Florida is about to become ground zero in the national tug-of-war over non-compete agreements. On July 1, 2025, the state’s new CHOICE Act takes effect — granting firms broader power to restrict where and when high-earning professionals, including financial advisors, can work after they leave.

While the Federal Trade Commission aimed to ban non-competes altogether, its rule was blocked in federal court. Florida, meanwhile, is heading in the opposite direction — offering employers expanded legal muscle to enforce restrictive covenants.

For advisors thinking about a transition, the question is no longer if this will impact you. It’s when — and how much.
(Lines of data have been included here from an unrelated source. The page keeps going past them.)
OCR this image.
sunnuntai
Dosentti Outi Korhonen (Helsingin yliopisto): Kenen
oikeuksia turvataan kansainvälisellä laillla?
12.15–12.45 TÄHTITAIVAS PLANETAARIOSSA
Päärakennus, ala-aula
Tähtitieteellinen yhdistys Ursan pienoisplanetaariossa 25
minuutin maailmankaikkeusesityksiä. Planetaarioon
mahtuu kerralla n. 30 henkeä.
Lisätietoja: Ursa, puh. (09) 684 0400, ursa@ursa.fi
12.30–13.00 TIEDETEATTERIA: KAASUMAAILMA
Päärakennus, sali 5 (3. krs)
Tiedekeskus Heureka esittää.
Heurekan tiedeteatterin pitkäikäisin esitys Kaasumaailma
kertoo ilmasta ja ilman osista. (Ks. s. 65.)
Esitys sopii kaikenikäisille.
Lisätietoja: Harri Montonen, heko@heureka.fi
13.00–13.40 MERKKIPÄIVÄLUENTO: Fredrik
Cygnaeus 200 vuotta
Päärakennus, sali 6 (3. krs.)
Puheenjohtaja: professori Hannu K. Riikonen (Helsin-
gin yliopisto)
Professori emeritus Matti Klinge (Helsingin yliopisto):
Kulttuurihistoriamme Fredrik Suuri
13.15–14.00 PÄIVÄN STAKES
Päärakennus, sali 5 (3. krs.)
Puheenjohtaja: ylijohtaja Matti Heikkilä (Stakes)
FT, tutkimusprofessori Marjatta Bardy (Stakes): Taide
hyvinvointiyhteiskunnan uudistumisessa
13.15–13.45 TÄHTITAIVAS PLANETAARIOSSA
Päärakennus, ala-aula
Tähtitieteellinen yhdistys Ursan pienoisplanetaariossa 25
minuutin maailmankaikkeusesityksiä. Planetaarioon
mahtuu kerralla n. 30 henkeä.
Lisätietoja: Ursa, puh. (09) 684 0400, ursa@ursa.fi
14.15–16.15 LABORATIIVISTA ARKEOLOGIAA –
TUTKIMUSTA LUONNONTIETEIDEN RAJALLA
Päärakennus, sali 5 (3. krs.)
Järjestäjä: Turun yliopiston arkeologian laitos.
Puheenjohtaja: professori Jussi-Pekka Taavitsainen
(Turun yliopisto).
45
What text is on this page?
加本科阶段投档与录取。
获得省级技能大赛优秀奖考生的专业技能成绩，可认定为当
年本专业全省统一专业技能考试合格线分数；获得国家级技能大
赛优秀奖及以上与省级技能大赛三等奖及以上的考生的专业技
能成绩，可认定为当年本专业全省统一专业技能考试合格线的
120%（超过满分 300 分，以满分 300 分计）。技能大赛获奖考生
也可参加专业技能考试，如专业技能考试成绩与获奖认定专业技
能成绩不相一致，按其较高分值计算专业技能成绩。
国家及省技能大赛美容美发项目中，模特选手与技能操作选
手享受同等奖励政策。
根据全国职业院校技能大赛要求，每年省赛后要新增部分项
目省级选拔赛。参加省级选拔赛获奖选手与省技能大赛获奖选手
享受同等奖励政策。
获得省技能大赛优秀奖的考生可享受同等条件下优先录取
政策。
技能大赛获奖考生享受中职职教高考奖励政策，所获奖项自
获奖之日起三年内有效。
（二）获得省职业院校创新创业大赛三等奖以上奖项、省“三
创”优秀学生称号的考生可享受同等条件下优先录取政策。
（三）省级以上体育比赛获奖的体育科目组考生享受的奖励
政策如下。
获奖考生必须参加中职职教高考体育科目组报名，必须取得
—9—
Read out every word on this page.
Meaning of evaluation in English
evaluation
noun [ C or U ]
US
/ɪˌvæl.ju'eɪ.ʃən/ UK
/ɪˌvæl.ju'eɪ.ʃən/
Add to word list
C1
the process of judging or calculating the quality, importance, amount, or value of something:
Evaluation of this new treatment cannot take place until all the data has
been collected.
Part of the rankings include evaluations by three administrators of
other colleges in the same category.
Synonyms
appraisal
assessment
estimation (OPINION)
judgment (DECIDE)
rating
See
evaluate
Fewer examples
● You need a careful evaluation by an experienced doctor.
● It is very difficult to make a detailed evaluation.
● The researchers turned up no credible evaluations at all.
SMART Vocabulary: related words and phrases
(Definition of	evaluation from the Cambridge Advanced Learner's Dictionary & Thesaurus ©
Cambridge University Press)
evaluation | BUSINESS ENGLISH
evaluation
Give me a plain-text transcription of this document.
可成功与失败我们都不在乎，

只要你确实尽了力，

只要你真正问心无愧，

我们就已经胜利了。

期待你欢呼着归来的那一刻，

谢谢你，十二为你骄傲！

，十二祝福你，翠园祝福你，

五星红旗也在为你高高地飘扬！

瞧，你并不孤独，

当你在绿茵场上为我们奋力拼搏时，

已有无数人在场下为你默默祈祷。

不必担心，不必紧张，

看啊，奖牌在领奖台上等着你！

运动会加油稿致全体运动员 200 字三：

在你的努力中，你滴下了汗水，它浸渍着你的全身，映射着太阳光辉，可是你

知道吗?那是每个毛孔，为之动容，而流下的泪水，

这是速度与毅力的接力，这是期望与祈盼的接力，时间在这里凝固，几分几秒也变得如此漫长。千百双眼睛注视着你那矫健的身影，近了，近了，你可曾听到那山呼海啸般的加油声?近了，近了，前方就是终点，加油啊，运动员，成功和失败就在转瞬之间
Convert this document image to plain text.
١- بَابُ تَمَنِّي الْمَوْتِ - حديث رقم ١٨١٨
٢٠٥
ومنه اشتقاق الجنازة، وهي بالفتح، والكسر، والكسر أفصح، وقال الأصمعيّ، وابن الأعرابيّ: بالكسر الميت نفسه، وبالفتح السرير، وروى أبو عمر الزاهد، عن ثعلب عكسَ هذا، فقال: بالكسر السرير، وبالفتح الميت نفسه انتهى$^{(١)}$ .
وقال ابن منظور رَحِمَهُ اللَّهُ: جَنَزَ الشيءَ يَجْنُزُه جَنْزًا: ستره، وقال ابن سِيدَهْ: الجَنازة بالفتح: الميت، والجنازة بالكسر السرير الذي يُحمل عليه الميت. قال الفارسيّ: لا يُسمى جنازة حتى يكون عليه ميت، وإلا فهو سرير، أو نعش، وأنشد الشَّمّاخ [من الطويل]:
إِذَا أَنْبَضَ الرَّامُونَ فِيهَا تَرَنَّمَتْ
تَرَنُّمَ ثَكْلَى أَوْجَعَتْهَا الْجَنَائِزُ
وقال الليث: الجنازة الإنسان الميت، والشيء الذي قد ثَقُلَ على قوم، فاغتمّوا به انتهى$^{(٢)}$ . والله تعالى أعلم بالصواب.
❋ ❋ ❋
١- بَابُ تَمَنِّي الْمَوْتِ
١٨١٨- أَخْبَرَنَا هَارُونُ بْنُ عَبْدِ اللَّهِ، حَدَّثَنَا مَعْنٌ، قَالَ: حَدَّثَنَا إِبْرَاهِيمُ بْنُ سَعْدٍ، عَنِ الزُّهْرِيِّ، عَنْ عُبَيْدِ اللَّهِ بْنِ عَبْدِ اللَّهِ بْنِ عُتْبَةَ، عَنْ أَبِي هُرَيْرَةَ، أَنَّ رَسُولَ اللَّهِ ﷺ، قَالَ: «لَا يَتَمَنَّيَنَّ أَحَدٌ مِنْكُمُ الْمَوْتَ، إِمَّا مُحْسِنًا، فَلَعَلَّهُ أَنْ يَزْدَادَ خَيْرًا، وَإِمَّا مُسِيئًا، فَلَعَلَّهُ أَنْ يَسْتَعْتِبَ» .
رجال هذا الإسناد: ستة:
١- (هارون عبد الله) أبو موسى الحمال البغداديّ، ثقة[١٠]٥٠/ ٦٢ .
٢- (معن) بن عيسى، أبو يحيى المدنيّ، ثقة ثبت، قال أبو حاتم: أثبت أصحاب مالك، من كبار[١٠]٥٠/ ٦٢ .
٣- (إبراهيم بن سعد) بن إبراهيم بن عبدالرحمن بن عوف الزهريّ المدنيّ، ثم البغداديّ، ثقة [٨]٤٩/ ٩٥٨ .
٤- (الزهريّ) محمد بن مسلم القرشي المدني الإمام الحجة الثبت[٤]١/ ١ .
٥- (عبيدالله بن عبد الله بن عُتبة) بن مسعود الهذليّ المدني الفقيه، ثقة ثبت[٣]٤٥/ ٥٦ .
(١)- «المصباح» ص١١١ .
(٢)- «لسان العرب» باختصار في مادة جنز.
A Law That Tips the Scales

The CHOICE Act introduces several advisor-unfriendly provisions:

  • Up to four years of enforceable non-compete restrictions for high earners (over twice the county wage average — typically $140,000+).
  • Mandatory preliminary injunctions — meaning advisors could be sidelined before a judge even rules.
  • Presumption of enforceability — it’s now up to you to prove the non-compete is unreasonable.
  • Geographic expansion — firms can apply these restrictions more broadly, potentially locking advisors out of whole markets.

It’s the kind of law that can stop a career change cold — especially for advisors thinking of joining a new firm, going independent, or taking clients with them.